Nous tenons aussi à remercier Silvia Kadiu, dont l'excellente traduction rend désormais l'article accessible à un lectorat français. Silvia est une fidèle collaboratrice de notre blog sœur, https://www.le-mot-juste-en-anglais.com/, depuis plusieurs années.
Née en Albanie, elle est arrivée en France à l’âge de sept ans. Après avoir effectué des Masters de Littérature Comparée et d’Anglais à l’Université Sorbonne Nouvelle, elle a vécu à Londres pendant plus de dix ans, travaillant dans l’édition, la traduction et l’enseignement supérieur.
Silvia est titulaire d’un Master et d’un Doctorat de Traduction de la University College London. Sa thèse de doctorat sur la traduction des textes traductologiques a été publiée par UCL Press en 2019 sous le titre Reflexive Translation Studies : Translation as Critical Reflection. Elle est également l’auteure de plusieurs articles de traductologie, de traduction littéraire et de didactique de la traduction, et co-traductrice de plusieurs poèmes depuis l’albanais vers l’anglais (via le français) pour le recueil de poésie Balkan Poetry Today 2017, dirigée par Tom Phillips.
Silvia est actuellement Maîtresse de conférences invitée à University of Westminster, London. Elle travaille en parallèle comme traductrice indépendante pour différentes agences de l’ONU, des ONG et de grandes marques internationales.
Fig. 2 : La grandeur et l'opulence de Versailles ont conféré au château un statut inégalé en termes de splendeur royale dans l'imaginaire européen.
De 1661 jusqu'à sa mort en 1715, Louis XIV investit des sommes d'argent colossales pour transformer Versailles en un château qui forcerait l’admiration à l’échelle internationale. Philip Mansel examine les réactions des visiteurs anglais à cette création étonnante.

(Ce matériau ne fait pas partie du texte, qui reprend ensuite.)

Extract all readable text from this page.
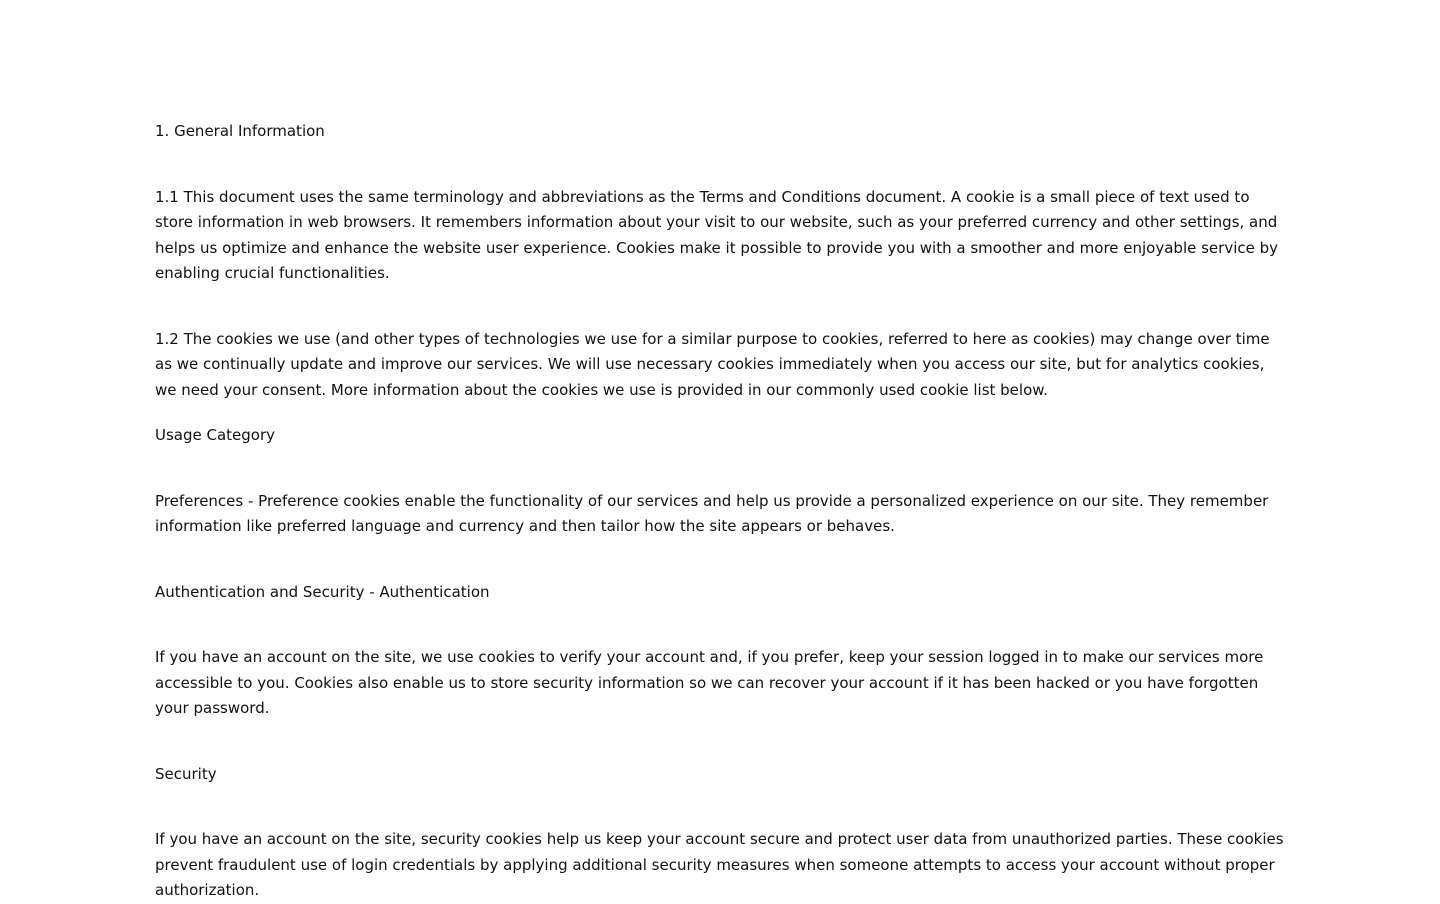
1. General Information

1.1 This document uses the same terminology and abbreviations as the Terms and Conditions document. A cookie is a small piece of text used to store information in web browsers. It remembers information about your visit to our website, such as your preferred currency and other settings, and helps us optimize and enhance the website user experience. Cookies make it possible to provide you with a smoother and more enjoyable service by enabling crucial functionalities.

1.2 The cookies we use (and other types of technologies we use for a similar purpose to cookies, referred to here as cookies) may change over time as we continually update and improve our services. We will use necessary cookies immediately when you access our site, but for analytics cookies, we need your consent. More information about the cookies we use is provided in our commonly used cookie list below.

Usage Category

Preferences - Preference cookies enable the functionality of our services and help us provide a personalized experience on our site. They remember information like preferred language and currency and then tailor how the site appears or behaves.

Authentication and Security - Authentication

If you have an account on the site, we use cookies to verify your account and, if you prefer, keep your session logged in to make our services more accessible to you. Cookies also enable us to store security information so we can recover your account if it has been hacked or you have forgotten your password.

Security

If you have an account on the site, security cookies help us keep your account secure and protect user data from unauthorized parties. These cookies prevent fraudulent use of login credentials by applying additional security measures when someone attempts to access your account without proper authorization.
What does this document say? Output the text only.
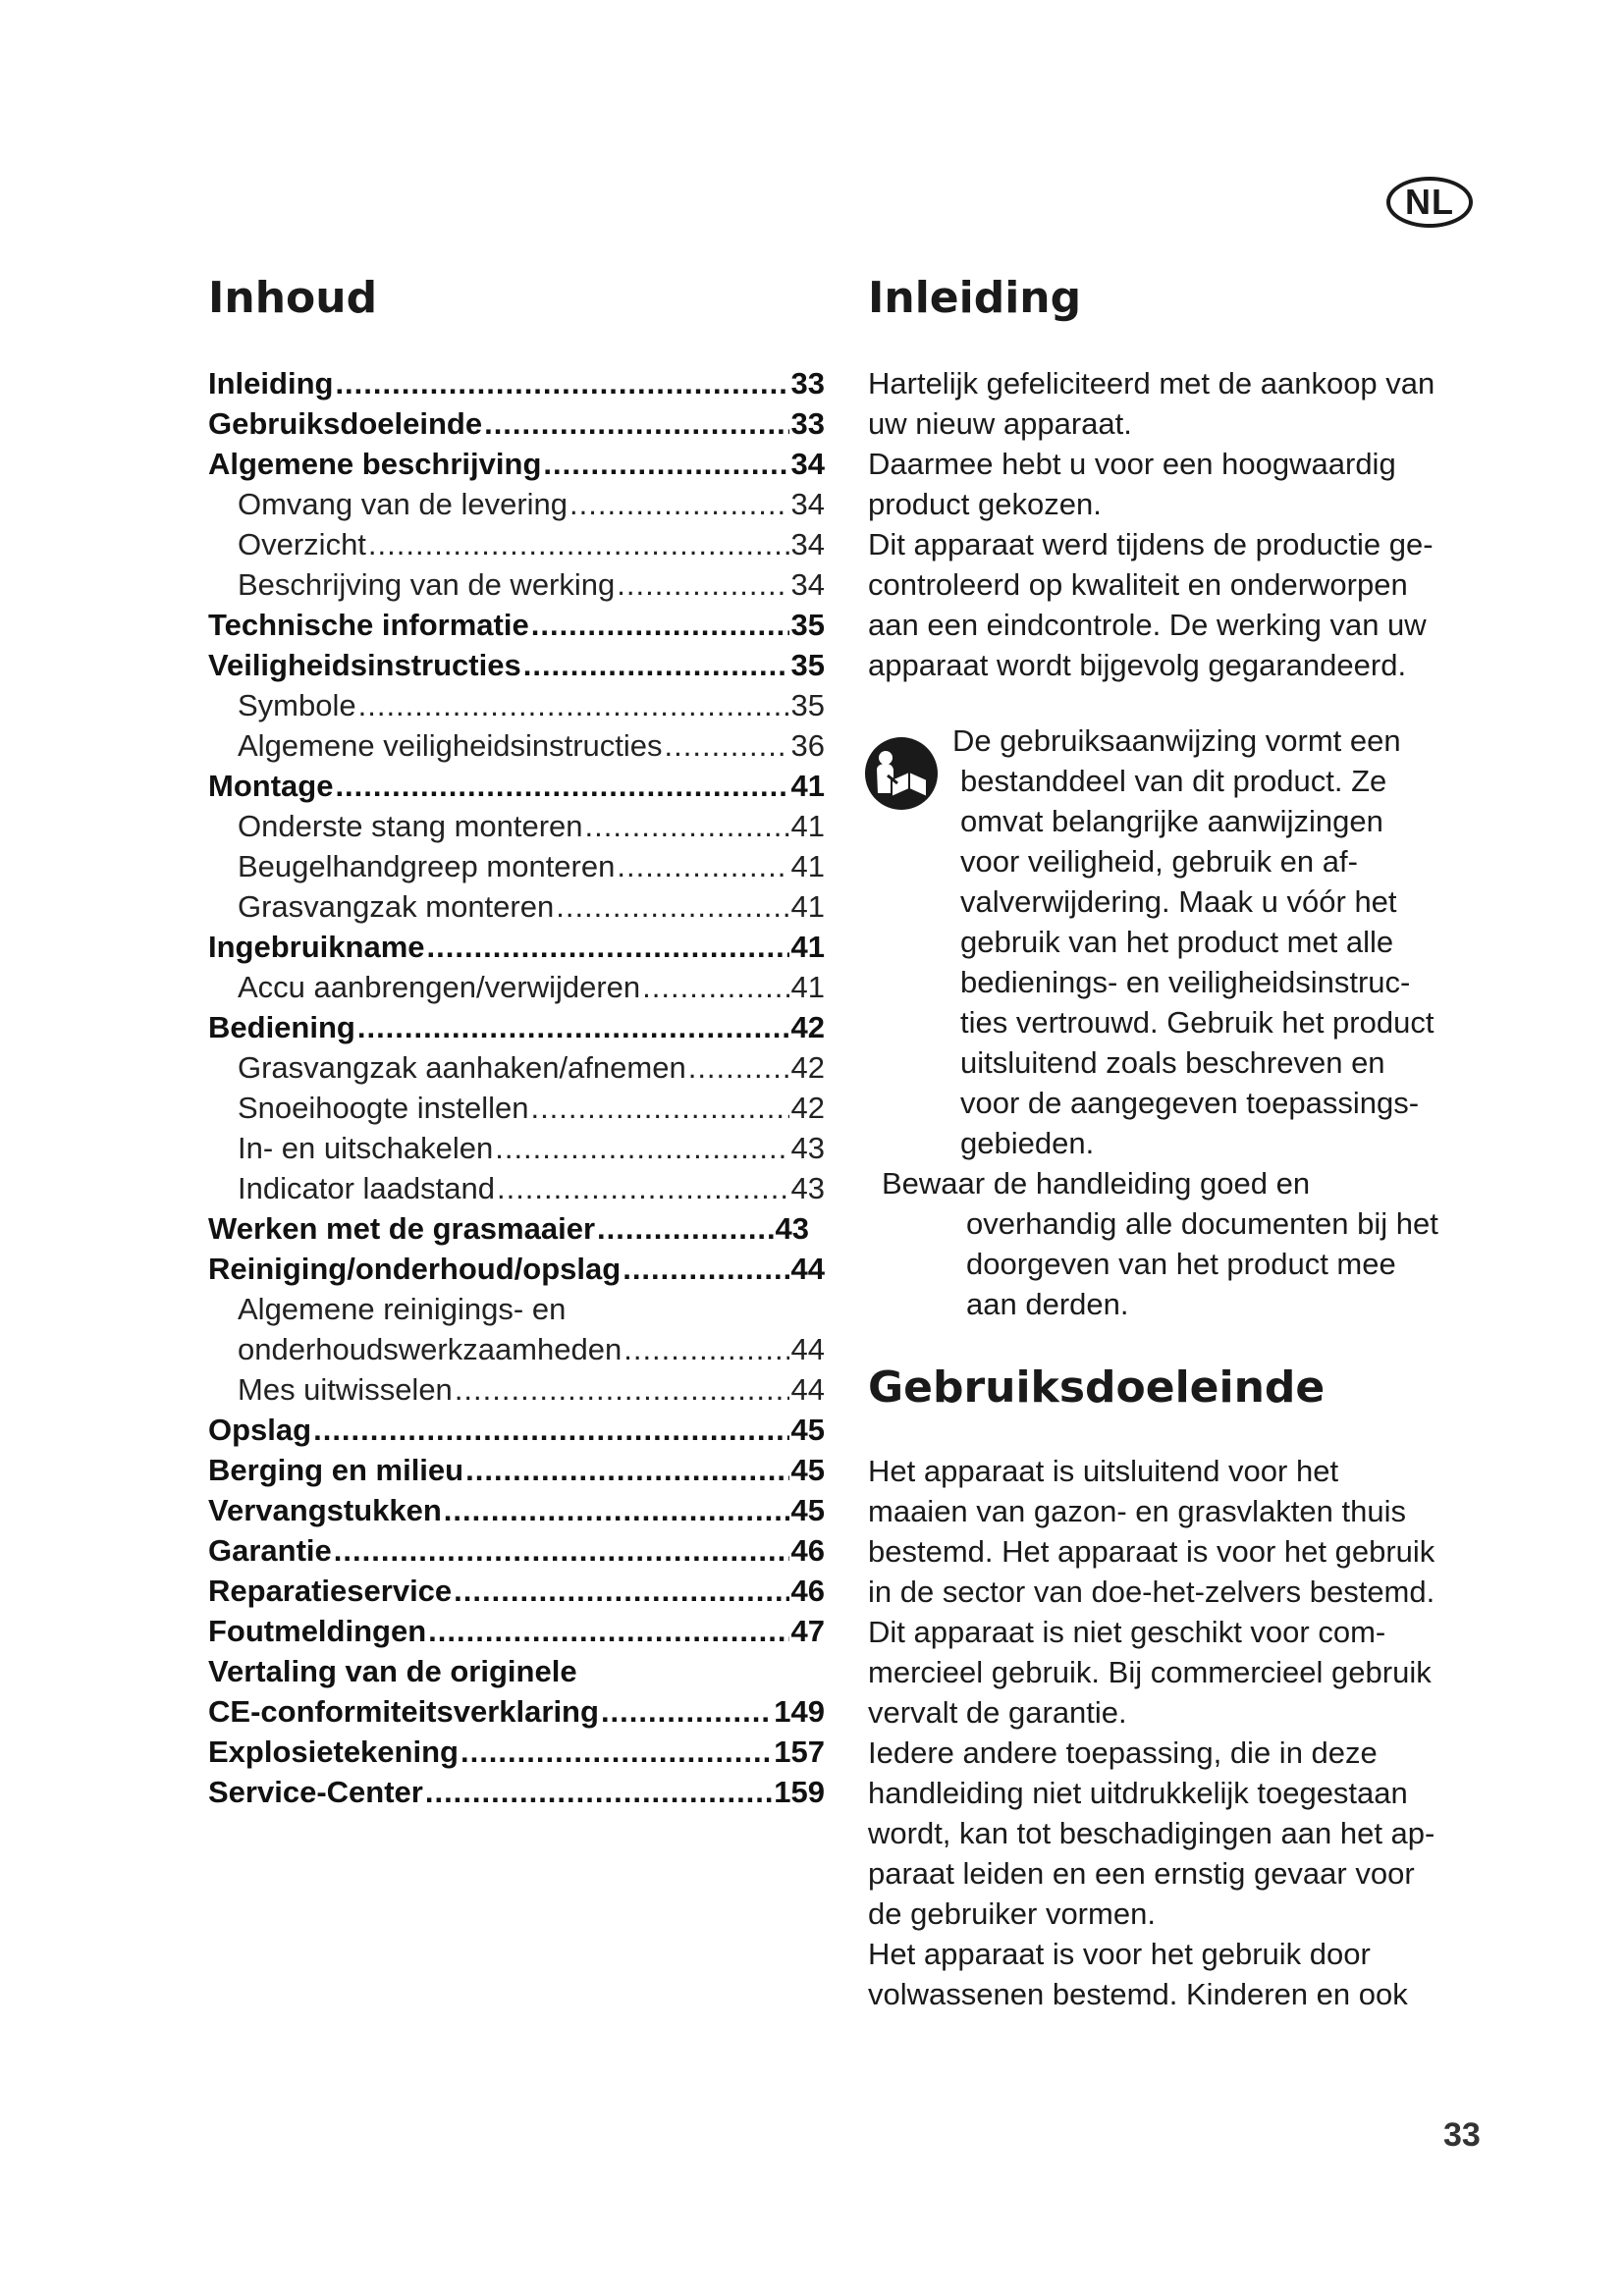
NL
Inhoud
Inleiding .....	33
Gebruiksdoeleinde .....	33
Algemene beschrijving .....	34
Omvang van de levering .....	34
Overzicht .....	34
Beschrijving van de werking .....	34
Technische informatie .....	35
Veiligheidsinstructies .....	35
Symbole .....	35
Algemene veiligheidsinstructies .....	36
Montage .....	41
Onderste stang monteren .....	41
Beugelhandgreep monteren .....	41
Grasvangzak monteren .....	41
Ingebruikname .....	41
Accu aanbrengen/verwijderen .....	41
Bediening .....	42
Grasvangzak aanhaken/afnemen .....	42
Snoeihoogte instellen .....	42
In- en uitschakelen .....	43
Indicator laadstand .....	43
Werken met de grasmaaier .....	43
Reiniging/onderhoud/opslag .....	44
Algemene reinigings- en
onderhoudswerkzaamheden .....	44
Mes uitwisselen .....	44
Opslag .....	45
Berging en milieu .....	45
Vervangstukken .....	45
Garantie .....	46
Reparatieservice .....	46
Foutmeldingen .....	47
Vertaling van de originele
CE-conformiteitsverklaring .....	149
Explosietekening .....	157
Service-Center .....	159
Inleiding
Hartelijk gefeliciteerd met de aankoop van
uw nieuw apparaat.
Daarmee hebt u voor een hoogwaardig
product gekozen.
Dit apparaat werd tijdens de productie ge-
controleerd op kwaliteit en onderworpen
aan een eindcontrole. De werking van uw
apparaat wordt bijgevolg gegarandeerd.
De gebruiksaanwijzing vormt een
bestanddeel van dit product. Ze
omvat belangrijke aanwijzingen
voor veiligheid, gebruik en af-
valverwijdering. Maak u vóór het
gebruik van het product met alle
bedienings- en veiligheidsinstruc-
ties vertrouwd. Gebruik het product
uitsluitend zoals beschreven en
voor de aangegeven toepassings-
gebieden.
Bewaar de handleiding goed en
overhandig alle documenten bij het
doorgeven van het product mee
aan derden.
Gebruiksdoeleinde
Het apparaat is uitsluitend voor het
maaien van gazon- en grasvlakten thuis
bestemd. Het apparaat is voor het gebruik
in de sector van doe-het-zelvers bestemd.
Dit apparaat is niet geschikt voor com-
mercieel gebruik. Bij commercieel gebruik
vervalt de garantie.
Iedere andere toepassing, die in deze
handleiding niet uitdrukkelijk toegestaan
wordt, kan tot beschadigingen aan het ap-
paraat leiden en een ernstig gevaar voor
de gebruiker vormen.
Het apparaat is voor het gebruik door
volwassenen bestemd. Kinderen en ook
33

Le nombre d’Anglais qui visitent et admirent le château de Versailles remet en cause le mythe de rivalité incessante entre les deux pays. La France et l’Angleterre partagent de nombreux liens dans les domaines commercial, culturel et esthétique, et le trajet de Londres à Paris pouvait ne prendre que deux jours avant l’arrivée du chemin de fer. Malgré des guerres fréquentes (1689-97, 1702-13, 1742-48, 1756-63, 1778-83), les Anglais comptaient parmi les invités les plus prestigieux, les visiteurs les plus enthousiastes et les plus fervents imitateurs du « plus magnifique et plus majestueux château » de Louis XIV, pour reprendre la formule de la London Gazette en 1687. Le journal décrivait en réalité une maquette « en cuivre, recouverte d’or et d'argent, [du château] et de tous les jardins et aqueducs », qui mesurait « 7 mètres de long et 5 mètres de large » et était exposée chaque jour à Exeter Change près du Strand.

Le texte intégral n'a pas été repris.